Where There’s Dirt There’s Money

Where There’s Dirt There’s Money

Muscat - Our planet is warming, species are disappearing, sea-levels rising and resources becoming scarcer and in a world soon to have 5 billion middle-class consumers we need a different economic model. And according to Wednesday night’s Inside Stories panel led by Dr. Nadiya Al Saady, Executive Director, Oman Animal, Plant & Genetic Resources, we need a circular economy.

Organized by Ithraa, Oman’s inward investment and export development agency and supported by BP Oman, Wednesday’s star-studded Inside Stories panel held at Bank Muscat in Airport Heights discussed waste, return, reuse, remanufacture and recycle.

Ten years ago 2.9 billion urban residents generated about 0.64kg of municipal waste (MSW) per person per day – that’s 0.68 billion tonnes per year. Environmental experts estimate that by 2025, 4.3 billion urban residents will generate 1.42kg per person per day of MSW, the equivalent of 2.2 billion tonnes per year. On the domestic front, Oman’s population is projected to reach 4.9 million by 2025, with each person generating 1.2kg of waste per day.

“The negative repercussions of generating such large amounts of waste are simply staggering. Indeed, once you start to think about them, it’s very hard to think about anything else,” pointed out the OAPGRC Executive Director.

Joining Dr. Al Saady on the panel included: Sheikh Mohammed Al Harthi, Executive Vice President Strategic Development, bea’ah; Dr. Mahad Baawain, Associate Professor, Sultan Qaboos University; Dr. Steve Halls, Senior Advisor, Ministry of Environment & Climate Affairs; and Saleh Al Shukaili, Permitting Advisor, BP Oman.

“We have to realize that continued economic growth can’t come at the expense of Oman’s environment. To address this, we need to further integrate waste management systems while making reduced environmental impact a national priority,” stressed Dr. Al Saady.

Advocates like Dr. Al Saady insist there is more to the circular economy than just upmarket recycling.

Keeping materials circulating inside Oman’s economy would relieve pressure on natural resources and the environment. It could also create business opportunities.

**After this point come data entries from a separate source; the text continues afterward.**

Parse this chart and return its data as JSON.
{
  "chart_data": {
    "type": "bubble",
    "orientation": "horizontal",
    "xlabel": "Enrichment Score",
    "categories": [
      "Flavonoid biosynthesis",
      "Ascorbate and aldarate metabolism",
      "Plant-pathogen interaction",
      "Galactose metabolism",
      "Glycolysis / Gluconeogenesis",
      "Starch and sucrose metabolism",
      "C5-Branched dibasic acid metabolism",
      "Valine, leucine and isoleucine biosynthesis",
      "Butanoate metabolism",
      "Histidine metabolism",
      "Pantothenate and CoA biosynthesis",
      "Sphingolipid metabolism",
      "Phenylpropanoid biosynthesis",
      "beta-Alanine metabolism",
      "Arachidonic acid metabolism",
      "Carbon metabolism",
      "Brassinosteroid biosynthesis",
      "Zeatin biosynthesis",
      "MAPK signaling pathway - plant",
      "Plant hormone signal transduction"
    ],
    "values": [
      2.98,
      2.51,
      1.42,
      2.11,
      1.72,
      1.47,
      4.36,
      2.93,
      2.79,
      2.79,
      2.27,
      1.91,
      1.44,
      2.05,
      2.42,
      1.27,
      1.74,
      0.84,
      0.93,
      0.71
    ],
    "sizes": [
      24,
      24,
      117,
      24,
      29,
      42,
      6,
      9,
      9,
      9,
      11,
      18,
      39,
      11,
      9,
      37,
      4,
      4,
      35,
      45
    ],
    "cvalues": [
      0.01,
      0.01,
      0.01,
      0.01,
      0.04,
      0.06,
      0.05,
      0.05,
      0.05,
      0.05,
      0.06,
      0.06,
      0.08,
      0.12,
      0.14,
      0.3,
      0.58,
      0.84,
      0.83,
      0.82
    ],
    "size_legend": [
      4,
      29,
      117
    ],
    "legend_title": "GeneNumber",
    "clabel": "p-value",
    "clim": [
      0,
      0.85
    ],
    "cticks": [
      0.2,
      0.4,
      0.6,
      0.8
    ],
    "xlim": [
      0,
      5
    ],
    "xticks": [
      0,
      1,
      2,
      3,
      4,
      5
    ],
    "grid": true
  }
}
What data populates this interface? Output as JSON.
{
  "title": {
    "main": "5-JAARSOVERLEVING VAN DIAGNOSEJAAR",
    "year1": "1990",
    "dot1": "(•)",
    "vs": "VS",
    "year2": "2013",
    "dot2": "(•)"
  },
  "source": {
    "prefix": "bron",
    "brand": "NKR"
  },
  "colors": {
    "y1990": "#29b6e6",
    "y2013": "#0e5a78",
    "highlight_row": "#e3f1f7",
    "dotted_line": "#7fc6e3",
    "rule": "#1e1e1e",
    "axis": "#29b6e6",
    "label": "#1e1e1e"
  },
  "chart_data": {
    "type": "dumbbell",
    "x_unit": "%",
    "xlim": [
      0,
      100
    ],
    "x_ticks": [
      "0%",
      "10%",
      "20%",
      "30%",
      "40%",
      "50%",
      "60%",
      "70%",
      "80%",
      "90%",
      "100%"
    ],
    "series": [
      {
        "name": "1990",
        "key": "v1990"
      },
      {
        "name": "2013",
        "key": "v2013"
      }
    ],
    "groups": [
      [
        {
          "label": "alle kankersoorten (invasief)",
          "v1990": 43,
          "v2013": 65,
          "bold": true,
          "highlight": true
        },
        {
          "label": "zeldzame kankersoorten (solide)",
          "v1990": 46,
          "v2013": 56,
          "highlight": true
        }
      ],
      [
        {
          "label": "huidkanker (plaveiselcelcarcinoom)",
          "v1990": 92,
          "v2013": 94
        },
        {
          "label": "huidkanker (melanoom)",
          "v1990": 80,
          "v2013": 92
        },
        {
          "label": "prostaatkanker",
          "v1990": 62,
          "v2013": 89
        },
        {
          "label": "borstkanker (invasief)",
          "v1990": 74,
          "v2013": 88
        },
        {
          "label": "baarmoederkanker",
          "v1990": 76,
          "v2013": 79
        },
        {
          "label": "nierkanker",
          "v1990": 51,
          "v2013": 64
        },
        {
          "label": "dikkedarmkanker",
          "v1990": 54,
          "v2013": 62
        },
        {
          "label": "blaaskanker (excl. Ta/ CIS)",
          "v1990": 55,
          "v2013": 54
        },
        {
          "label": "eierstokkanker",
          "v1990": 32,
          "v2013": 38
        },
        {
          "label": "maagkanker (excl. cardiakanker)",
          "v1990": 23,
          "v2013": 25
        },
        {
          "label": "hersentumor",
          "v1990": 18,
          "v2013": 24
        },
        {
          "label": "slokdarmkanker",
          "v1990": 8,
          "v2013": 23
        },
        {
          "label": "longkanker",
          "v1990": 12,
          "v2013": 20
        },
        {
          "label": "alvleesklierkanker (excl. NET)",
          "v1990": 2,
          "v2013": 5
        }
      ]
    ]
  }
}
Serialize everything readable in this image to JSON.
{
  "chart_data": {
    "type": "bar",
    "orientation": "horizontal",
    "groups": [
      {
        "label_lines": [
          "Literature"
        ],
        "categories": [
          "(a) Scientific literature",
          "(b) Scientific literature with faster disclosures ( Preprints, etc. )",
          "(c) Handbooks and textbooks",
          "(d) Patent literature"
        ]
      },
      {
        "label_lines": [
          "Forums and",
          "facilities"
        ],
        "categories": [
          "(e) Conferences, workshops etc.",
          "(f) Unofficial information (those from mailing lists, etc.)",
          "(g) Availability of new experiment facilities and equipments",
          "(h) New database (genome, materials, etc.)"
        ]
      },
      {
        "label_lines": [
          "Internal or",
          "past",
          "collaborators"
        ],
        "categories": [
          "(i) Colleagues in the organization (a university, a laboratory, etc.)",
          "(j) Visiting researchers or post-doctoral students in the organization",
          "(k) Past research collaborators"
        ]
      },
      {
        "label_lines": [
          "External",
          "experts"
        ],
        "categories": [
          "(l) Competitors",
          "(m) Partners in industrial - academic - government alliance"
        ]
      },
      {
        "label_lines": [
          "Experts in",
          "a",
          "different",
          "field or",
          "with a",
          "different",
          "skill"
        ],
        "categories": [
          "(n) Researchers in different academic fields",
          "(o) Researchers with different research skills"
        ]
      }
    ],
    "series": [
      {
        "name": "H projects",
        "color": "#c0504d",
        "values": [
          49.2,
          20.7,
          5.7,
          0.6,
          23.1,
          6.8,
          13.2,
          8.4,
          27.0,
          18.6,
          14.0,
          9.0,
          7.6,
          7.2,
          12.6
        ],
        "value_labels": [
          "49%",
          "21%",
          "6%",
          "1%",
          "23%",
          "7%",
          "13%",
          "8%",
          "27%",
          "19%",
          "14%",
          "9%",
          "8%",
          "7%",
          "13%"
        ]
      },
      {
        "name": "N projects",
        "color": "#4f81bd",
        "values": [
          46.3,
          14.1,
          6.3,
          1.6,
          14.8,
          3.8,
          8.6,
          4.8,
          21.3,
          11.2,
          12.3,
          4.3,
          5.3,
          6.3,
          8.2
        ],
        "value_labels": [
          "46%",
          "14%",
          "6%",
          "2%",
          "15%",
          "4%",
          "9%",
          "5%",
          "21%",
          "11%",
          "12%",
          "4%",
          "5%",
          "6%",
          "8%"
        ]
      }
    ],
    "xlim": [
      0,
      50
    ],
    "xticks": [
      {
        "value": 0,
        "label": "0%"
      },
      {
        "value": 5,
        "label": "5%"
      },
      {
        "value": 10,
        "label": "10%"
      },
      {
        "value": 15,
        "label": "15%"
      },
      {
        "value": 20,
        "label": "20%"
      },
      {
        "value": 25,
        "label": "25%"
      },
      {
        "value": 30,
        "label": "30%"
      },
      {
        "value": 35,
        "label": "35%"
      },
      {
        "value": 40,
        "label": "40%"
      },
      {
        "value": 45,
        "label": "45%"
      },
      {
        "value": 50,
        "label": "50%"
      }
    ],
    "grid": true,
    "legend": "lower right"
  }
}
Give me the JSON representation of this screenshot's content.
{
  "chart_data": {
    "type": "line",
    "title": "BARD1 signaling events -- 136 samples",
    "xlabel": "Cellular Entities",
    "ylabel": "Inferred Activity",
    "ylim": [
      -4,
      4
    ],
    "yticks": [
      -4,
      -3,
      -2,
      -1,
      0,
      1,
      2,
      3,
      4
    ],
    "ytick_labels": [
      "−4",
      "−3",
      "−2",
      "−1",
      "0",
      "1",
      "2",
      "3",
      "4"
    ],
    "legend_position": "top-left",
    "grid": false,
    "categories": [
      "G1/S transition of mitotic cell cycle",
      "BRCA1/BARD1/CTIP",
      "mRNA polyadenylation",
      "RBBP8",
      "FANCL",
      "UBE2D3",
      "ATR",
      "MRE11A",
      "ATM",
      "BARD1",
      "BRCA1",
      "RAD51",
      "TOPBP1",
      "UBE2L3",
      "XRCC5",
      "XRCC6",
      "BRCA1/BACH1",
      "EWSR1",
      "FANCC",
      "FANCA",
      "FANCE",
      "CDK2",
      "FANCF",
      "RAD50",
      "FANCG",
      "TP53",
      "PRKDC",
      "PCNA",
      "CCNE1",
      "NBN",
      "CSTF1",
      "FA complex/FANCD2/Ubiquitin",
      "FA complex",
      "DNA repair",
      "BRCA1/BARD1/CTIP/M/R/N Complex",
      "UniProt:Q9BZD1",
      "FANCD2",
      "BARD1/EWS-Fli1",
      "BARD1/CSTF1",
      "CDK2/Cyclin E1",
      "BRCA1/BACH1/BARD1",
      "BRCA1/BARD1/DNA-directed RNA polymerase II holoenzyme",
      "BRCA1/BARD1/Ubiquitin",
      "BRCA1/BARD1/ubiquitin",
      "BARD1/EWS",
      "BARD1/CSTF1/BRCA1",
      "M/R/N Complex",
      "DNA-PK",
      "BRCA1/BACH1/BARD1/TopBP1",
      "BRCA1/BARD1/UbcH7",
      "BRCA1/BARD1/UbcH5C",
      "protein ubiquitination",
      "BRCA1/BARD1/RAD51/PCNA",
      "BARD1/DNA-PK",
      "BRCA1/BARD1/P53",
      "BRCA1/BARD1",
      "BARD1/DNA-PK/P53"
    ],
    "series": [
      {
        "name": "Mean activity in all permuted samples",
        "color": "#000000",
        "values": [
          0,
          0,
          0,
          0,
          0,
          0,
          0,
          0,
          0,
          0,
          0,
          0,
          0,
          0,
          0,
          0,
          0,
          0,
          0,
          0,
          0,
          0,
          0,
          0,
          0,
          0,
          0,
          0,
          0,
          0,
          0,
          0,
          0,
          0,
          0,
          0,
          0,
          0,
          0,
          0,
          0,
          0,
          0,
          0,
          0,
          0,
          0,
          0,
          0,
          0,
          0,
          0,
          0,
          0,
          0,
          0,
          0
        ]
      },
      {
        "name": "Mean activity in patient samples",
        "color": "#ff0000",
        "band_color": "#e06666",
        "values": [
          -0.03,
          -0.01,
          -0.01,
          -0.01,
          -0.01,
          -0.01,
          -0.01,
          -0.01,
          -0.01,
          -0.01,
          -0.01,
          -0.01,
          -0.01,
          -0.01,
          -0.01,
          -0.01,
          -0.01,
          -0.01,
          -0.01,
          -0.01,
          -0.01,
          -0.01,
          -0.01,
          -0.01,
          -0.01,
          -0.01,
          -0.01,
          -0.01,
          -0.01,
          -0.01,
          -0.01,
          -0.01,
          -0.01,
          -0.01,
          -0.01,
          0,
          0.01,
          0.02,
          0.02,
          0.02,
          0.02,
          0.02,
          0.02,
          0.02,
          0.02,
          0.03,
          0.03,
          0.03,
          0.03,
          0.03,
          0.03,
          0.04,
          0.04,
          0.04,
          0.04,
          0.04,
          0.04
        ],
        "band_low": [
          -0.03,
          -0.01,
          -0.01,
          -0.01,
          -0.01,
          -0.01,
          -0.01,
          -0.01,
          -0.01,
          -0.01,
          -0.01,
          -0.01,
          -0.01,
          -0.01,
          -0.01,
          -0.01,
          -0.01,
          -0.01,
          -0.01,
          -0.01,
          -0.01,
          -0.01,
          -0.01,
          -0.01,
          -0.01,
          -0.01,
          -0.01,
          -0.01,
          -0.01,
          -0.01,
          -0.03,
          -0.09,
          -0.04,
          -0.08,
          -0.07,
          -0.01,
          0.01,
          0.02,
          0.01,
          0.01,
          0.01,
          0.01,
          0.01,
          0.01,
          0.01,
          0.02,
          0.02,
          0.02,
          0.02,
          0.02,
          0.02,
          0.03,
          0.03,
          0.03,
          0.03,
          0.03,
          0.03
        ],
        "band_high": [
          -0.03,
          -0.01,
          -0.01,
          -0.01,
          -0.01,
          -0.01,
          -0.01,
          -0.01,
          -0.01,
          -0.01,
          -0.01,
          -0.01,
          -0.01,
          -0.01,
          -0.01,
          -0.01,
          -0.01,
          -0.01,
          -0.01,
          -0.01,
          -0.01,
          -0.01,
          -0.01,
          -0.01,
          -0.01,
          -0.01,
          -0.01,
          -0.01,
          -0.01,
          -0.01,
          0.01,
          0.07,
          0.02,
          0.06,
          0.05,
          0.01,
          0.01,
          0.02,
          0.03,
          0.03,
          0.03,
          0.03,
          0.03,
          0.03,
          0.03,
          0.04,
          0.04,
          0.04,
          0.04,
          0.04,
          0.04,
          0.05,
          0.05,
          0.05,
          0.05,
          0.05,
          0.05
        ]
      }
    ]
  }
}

“We should be looking to build a new generation of small businesses that manufacture clean products and services. This would create local and diverse jobs right across the sultanate, especially in areas like in eco-design, waste prevention, repair and recycling, as well as new services based on renting or sharing products,” commented Sajda Al Ghaithi, Ithraa’s Media Director

Most people would repair and re-use more if they only knew how. “What if we had an Oman guide on how and where to repair clothes, furniture and white goods? What if we had a financial incentive to return old products, so materials and parts could be re-used? These are exciting possibilities, explained Al Ghaithi.”

How we identify and capitalize on the significant commercial opportunities offered by the circular economy, as well as attracting young, eco-conscious Omani entrepreneurs into this sector were all discussed Wednesday evening. “Indeed, the circular economy could be the smartest answer to the problems society faces today,” concluded Dr. Al Saady.